More Wordplay Jokes
There are so many, it seemed a shame not to devote another post to some of them. Like this old classic, that should be taught to every linguistic student:
A panda bear walks into a pub and asks the landlord for some bamboo. The landlord, although a little stunned, cuts some stalks from a bamboo plant he happens to have in this conservatory and gives them to the bear – which the bear eats. After which he pulls a gun and kills a few customers, then he just walks out. The landlord jumps over the bar and rushes out after the bear. He quickly catches up to him. “Why the hell did you do that?” he shouts, to which the bear answers calmly “It’s just in my nature.” and hands the landlord a dictionary before walking into the woods.

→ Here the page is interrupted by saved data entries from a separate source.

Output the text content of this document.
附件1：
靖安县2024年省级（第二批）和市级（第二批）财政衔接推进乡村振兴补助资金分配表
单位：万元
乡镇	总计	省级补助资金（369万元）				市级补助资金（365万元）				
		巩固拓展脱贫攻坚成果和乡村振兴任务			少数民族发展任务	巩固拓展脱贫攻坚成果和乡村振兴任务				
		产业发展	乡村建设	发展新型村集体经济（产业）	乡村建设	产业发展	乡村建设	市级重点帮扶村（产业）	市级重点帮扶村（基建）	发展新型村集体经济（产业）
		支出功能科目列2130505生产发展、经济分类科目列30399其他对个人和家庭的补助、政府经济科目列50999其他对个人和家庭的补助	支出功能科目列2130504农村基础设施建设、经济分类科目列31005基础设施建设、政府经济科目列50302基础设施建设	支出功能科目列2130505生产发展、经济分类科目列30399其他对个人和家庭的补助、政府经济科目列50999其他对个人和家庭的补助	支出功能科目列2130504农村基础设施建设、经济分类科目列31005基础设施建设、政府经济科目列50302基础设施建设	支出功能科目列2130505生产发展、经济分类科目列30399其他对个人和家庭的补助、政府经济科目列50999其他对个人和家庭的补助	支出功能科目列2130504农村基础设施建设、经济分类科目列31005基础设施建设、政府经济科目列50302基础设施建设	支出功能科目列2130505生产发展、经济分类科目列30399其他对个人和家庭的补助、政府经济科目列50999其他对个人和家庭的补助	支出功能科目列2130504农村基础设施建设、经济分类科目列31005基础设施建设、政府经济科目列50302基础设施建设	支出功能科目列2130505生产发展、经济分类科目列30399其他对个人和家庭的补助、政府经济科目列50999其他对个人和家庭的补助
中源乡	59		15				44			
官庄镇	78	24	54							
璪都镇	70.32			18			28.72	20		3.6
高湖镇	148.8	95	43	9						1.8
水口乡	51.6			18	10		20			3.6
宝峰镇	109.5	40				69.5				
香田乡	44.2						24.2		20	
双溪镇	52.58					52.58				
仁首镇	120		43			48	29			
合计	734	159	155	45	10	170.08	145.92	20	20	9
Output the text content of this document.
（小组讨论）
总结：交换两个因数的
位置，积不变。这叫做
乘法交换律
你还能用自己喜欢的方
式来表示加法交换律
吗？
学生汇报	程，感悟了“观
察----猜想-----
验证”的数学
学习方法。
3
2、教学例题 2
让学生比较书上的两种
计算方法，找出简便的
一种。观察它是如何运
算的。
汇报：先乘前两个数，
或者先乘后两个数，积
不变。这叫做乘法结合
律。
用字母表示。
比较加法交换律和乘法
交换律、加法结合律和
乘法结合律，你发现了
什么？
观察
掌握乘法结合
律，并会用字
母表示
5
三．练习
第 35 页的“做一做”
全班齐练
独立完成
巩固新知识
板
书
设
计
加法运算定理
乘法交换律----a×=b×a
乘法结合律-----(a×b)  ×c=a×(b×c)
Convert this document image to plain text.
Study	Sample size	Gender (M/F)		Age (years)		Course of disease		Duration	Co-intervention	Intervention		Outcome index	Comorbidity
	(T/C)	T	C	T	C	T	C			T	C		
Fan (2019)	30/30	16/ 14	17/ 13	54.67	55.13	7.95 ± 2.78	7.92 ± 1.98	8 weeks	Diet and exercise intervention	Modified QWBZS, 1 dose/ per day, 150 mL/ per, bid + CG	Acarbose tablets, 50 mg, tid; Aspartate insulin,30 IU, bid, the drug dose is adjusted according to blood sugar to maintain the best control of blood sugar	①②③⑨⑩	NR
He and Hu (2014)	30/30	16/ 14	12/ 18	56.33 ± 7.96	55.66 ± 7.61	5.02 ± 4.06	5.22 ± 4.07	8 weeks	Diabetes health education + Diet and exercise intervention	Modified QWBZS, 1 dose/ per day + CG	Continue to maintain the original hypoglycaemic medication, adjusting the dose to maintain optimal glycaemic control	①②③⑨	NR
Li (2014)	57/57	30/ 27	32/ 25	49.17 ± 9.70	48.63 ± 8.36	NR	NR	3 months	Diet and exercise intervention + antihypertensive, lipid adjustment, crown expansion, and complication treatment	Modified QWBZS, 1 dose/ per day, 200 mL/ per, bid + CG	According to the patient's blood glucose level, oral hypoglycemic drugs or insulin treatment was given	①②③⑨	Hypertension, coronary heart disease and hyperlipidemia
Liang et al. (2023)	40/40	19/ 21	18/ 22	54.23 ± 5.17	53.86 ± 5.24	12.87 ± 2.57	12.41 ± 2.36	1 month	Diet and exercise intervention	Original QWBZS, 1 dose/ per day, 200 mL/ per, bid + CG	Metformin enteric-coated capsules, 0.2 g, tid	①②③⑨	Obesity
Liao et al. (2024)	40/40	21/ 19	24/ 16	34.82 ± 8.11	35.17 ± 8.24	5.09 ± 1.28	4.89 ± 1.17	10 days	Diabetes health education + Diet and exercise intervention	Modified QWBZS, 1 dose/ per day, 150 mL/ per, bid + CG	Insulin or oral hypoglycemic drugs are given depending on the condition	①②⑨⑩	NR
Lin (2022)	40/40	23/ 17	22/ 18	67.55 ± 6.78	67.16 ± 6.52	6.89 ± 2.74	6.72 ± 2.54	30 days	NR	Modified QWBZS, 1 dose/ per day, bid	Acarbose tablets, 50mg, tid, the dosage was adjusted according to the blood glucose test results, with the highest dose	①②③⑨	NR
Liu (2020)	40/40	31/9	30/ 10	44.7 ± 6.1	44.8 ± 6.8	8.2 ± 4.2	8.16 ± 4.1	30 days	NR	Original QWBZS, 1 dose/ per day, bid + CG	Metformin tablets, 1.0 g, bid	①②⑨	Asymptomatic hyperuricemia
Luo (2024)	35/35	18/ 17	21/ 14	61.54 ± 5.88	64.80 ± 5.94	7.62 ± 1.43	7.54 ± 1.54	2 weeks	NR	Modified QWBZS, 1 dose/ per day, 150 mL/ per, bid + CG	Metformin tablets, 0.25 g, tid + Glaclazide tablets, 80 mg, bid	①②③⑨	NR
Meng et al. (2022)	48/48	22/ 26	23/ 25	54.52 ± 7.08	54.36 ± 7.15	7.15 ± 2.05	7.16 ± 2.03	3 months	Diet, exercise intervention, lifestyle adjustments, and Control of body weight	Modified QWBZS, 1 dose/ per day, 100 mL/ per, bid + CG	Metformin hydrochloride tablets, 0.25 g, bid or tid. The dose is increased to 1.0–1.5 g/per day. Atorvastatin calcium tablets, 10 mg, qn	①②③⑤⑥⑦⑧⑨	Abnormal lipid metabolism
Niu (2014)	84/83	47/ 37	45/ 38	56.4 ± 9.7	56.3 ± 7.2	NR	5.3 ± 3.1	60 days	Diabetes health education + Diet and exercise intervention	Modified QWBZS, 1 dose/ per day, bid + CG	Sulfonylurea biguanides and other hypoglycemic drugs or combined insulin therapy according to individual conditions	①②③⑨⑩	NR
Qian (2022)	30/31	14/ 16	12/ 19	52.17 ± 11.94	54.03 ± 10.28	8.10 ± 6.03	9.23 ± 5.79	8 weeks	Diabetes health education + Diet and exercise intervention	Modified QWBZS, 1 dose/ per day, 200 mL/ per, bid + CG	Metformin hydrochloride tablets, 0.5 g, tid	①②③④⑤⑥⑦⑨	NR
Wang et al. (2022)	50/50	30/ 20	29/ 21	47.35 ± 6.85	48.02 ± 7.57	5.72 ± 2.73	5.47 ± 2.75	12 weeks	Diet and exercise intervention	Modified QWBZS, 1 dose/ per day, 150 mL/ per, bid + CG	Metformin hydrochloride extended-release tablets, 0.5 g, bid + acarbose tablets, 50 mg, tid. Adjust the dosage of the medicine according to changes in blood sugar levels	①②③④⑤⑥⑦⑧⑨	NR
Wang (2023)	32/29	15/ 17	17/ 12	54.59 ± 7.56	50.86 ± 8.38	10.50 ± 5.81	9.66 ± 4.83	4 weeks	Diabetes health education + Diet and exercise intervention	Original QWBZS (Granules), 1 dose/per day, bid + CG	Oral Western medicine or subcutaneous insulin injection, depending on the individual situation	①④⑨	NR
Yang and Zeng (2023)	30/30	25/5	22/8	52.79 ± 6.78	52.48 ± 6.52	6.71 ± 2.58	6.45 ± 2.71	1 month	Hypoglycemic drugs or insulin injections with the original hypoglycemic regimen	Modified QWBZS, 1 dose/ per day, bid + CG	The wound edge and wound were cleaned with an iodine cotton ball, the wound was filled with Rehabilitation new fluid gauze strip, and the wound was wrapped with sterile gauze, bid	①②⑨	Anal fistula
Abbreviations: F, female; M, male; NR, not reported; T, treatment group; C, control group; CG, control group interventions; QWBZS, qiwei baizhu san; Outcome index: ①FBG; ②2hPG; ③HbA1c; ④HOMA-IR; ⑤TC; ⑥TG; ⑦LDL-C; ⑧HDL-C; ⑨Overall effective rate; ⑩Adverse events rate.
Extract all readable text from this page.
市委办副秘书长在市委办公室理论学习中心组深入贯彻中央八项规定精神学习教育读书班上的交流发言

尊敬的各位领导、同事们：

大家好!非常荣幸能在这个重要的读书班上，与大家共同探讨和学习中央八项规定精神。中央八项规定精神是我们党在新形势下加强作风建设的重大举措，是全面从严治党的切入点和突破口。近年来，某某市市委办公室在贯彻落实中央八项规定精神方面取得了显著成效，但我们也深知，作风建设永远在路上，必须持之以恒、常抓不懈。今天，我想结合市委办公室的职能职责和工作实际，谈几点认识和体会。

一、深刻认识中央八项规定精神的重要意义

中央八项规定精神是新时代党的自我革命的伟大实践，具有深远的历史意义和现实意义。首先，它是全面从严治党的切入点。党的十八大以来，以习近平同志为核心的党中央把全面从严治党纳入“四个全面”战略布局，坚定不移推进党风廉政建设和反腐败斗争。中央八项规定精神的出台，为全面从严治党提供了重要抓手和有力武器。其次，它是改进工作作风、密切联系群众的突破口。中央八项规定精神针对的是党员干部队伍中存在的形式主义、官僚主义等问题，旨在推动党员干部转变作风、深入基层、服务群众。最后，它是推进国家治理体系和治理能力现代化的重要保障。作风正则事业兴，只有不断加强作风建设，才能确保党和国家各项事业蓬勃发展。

The landlord flips to the entry for panda which says “Large bear that eats bamboo, shoots and leaves.”
OK, this is more of a groaner than a side splitter, but it does help to show the importance of context and grammar.
Here is another golden oldie; but still a funny one liner
The other day I went to the local bookshop to buy a dictionary. The assistant showed me a really cheap one. I couldn’t find the words to thank him.
Now for a few that Groucho himself might be proud of
Mary had a little lamb… and then she had some dessert.
Ice Water? Get some Onions – that’ll make your eyes water!
Well, I thought my razor was dull until I heard his speech.
Why don’t you bore a hole in yourself and let the sap run out?
Groucho was a master of wordplay, and few people have matched the hilarity of the Marx brother’s movies, still watchable and funny after almost 80 years. After that long most people would be corpsing.